As you may or may not know, there are indeed carbohydrates in alcohol.  Although the carbohydrate count is low, most diet regimes recommend staying away from some kinds of alcohol, like beer, for example.  We have all, of course, heard of the infamous “beer belly.”

Yet other kinds of alcoholic beverages seem not to have the same negative association.  Some wine lovers claim that wine, for example, can be a healthy dietary supplement if taken in moderation.  While our Russian friends argue that Vodka will not produce any negative affects when you hop on the scale the next day.  So what are we to make of these seemingly contradictory statements?

Differentiating Alcohol from Carbohydrates

Although there are carbohydrates in alcohol, they are, of course, not identical.  Our digestive system treats them very differently, for example.  If we only consider them in terms of their pure energy producing capacity, we can see that there are some even more suggestive differences.  Our digestive system seems to prioritize the calories it takes from alcohol, dissolving its calories first before carbohydrates, proteins, and fat from other sources.

Why does our system prioritize alcohol?  This is partly because our digestive system recognizes alcohol as a toxin that needs special attention and partly because alcohol, because of its composition goes to the walls of the liver first where the liver goes to work on dissolving it before getting to work on any other carbohydrates, proteins, or fats that may also be present.  Furthermore, since the carbohydrates contained in alcohol have no real nutritional value, these carbs simply turn into fat in the body.

Atkins type diets, with their emphasis on low carb intake, argue against beer and wine drinking in the initial stages of the diet.  The dietary reasoning here is that if you add the alcoholic wild card to your diet, you will cause your blood sugar levels to rollercoaster in an unpredictable fashion.  In addition, often you are doing so little eating in the early phases of dieting that the wallop of alcoholic beverages is a bit overwhelming.

Why are there carbohydrates in alcohol?   

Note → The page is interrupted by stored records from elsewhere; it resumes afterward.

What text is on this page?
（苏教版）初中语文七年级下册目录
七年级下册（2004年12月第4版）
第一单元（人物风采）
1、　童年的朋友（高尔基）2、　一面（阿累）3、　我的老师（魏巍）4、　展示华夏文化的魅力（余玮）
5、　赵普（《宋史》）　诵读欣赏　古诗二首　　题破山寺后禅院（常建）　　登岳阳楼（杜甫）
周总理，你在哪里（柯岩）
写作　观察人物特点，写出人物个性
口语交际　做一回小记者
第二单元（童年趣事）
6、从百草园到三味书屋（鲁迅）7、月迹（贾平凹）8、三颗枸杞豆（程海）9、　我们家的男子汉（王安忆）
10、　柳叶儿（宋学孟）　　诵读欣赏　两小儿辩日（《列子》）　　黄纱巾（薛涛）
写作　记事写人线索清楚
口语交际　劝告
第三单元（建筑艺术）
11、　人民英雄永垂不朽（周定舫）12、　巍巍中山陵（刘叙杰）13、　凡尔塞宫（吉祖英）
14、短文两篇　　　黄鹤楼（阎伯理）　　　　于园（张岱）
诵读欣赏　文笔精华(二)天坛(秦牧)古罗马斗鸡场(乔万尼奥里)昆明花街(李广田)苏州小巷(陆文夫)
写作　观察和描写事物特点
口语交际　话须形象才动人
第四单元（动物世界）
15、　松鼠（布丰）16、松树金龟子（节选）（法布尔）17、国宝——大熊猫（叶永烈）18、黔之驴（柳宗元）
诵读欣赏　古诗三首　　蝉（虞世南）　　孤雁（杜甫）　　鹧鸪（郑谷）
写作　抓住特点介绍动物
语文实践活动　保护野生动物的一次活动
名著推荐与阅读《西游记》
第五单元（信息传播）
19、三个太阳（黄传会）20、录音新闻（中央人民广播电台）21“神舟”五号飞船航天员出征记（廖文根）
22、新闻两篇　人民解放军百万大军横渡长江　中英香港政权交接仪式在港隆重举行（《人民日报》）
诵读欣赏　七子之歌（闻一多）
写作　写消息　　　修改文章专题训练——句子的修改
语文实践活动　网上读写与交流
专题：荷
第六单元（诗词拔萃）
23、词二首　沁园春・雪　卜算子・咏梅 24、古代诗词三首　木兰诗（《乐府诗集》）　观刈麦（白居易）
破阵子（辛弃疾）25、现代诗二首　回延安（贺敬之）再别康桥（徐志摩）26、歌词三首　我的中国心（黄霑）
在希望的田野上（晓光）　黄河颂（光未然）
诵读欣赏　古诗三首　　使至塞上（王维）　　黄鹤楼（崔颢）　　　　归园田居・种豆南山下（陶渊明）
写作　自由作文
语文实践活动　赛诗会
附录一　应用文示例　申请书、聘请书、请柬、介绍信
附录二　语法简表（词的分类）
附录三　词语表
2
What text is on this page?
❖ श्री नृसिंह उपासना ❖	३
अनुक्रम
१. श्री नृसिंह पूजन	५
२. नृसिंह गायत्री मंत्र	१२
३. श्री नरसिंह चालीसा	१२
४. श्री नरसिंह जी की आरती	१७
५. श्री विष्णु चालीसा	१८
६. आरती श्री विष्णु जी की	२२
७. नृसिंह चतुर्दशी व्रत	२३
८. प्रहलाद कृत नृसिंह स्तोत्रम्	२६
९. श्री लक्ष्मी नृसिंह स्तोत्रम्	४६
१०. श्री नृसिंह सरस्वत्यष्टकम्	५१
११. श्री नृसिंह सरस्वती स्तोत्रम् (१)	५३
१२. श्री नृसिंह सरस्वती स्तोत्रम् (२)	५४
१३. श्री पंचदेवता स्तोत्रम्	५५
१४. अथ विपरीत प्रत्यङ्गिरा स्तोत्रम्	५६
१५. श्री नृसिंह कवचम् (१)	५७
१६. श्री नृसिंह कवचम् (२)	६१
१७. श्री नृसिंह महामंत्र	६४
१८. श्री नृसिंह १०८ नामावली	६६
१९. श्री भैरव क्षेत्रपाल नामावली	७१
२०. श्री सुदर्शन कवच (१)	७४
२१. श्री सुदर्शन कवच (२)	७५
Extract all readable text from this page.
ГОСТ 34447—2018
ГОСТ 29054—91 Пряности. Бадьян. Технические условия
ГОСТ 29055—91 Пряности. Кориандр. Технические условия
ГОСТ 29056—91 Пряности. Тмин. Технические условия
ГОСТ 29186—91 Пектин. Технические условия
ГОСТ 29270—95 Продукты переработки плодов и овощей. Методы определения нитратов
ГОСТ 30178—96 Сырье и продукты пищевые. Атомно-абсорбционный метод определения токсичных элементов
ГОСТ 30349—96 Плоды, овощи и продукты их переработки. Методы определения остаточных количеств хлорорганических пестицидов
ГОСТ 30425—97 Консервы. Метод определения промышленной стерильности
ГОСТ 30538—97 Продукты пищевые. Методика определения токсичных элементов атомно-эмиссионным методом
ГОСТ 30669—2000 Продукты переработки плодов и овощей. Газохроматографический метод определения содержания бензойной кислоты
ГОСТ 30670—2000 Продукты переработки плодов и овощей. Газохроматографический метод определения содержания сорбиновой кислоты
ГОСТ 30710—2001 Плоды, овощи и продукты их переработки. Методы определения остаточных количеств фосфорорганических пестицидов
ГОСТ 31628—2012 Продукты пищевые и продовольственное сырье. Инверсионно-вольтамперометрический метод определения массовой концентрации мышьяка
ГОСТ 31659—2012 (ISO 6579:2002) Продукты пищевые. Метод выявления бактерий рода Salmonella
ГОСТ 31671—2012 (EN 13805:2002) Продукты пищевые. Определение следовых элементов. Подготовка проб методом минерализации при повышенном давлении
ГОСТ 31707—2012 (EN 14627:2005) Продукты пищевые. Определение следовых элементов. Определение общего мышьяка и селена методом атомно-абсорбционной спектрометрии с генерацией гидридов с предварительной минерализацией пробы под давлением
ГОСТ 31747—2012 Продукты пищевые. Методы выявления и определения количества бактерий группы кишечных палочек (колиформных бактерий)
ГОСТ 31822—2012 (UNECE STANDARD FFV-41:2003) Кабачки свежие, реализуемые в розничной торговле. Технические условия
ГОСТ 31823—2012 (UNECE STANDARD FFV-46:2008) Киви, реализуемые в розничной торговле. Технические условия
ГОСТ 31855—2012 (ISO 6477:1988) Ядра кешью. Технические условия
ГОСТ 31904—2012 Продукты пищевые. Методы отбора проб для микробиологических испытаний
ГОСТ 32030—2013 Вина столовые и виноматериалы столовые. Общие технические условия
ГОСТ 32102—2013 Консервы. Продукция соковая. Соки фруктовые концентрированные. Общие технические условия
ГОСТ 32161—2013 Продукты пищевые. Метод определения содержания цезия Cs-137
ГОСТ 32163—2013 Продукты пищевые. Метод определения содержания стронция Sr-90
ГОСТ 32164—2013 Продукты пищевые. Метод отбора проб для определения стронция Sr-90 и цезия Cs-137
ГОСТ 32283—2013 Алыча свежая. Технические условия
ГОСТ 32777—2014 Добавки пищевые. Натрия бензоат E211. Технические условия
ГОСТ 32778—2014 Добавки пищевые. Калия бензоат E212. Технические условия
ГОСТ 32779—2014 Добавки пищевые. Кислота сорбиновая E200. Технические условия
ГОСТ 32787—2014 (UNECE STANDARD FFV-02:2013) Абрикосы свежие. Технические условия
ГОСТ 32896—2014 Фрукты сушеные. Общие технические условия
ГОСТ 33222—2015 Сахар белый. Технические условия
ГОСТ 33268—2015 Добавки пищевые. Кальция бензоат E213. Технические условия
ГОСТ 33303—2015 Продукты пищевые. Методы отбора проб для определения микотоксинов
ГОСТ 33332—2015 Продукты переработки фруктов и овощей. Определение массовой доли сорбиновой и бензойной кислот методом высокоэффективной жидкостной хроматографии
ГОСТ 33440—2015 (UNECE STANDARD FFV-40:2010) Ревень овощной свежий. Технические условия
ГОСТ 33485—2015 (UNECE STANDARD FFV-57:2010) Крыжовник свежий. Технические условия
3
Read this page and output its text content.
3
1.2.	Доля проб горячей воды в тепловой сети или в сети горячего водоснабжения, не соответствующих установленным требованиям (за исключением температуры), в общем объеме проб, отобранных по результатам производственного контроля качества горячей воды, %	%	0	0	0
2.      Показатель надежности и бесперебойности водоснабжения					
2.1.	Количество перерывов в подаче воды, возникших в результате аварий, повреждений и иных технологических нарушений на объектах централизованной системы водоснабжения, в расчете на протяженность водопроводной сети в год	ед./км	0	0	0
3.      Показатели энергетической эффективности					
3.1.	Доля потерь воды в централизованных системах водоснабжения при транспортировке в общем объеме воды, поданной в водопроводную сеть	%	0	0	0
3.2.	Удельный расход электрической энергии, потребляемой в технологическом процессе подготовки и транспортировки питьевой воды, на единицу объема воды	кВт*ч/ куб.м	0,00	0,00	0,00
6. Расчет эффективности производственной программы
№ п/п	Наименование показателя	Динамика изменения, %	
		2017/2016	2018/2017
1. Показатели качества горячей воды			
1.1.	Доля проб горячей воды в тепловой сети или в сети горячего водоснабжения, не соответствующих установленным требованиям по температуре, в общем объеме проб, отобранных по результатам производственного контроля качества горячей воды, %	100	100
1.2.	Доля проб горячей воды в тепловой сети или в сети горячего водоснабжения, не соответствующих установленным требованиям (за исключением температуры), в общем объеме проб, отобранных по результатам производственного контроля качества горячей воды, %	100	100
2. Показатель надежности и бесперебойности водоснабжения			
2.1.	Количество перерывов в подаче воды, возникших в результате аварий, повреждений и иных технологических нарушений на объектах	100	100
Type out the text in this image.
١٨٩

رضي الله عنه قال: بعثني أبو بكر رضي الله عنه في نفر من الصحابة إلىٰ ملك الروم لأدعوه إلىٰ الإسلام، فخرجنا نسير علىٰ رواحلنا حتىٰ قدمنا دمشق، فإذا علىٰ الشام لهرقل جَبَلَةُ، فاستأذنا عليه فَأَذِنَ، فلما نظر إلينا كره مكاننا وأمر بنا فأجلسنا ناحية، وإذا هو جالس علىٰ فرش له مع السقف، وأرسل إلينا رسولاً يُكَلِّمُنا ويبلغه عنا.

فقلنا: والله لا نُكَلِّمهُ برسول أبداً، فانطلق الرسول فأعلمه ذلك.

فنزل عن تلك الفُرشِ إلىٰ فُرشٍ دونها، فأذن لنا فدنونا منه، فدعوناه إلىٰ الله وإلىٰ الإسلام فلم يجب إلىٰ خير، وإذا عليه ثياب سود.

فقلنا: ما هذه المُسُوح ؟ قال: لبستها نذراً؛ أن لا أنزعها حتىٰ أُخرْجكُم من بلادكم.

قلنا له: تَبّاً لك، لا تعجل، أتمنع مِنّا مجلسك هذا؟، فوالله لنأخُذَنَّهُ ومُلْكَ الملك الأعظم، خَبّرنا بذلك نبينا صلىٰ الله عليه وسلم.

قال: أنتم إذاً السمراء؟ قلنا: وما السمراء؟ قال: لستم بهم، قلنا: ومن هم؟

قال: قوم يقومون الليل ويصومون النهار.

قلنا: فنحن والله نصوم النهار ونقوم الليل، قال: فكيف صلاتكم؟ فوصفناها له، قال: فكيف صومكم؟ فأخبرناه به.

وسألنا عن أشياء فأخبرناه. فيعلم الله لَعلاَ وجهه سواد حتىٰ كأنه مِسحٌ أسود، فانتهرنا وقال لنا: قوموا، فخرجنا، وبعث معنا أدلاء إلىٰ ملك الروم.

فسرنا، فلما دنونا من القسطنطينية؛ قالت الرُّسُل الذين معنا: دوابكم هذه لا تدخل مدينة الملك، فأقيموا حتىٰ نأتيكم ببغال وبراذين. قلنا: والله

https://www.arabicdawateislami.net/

Both the source of wine (grapes) and the source of beer (wheat hops) are growths that have high carbohydrate counts.  So why aren’t there even more carbohydrates in alcohol?  Fermentation reduces the carbohydrate counts because the yeasts that are a part of this process, feed on the carbohydrates.  In fact, this feeding creates alcohol.  The surviving sugars are what determine the final carbohydrate count of the alcoholic beverage.  For example, a dark red wine like port might be very low in carbohydrates, while one of these fruity “yuppie” wines that were so popular in the nineties with the Dockers wearing crowd might be fairly high in carbs.  In addition, many vintners will add even more sugars to sweeten their beverages even more; this, of course, also increases the carb count.

On the other hand, alcoholic beverages like vodka and whisky do not have any carbs.  This is because they have been distilled rather than fermented.  This high temperature process gets rid of carbohydrates in these beverages.  However, just as with wines, companies often add carbs when they add sweeteners to make them into fruity mixes.  If you are at a bar, a good way of avoiding getting the extra carbs is to substitute lemon or lime juice instead of getting pre-mixed drink.

Certain types of drinks, however, already come mixed and there is simply no way of avoiding the extra carbohydrates.

 

Other Negative Affects of Alcohol

If your main concern is dieting, alcohol also has some other negative effects as well.  Alcohol will sap the moisture from your body, dehydrating you.  This is because it is a diuretic.  Not only does alcohol dry you out, it also keeps you from getting the positive effects of calcium, magnesium, potassium, and zinc.  Without these minerals, you are more prone to cramping and muscle fatigue, meaning that you are less likely to get an adequate workout—probably the best way to lose weight.

Therefore, if you’re really serious about weight loss, put down your shot glass and squeeze on your running shoes.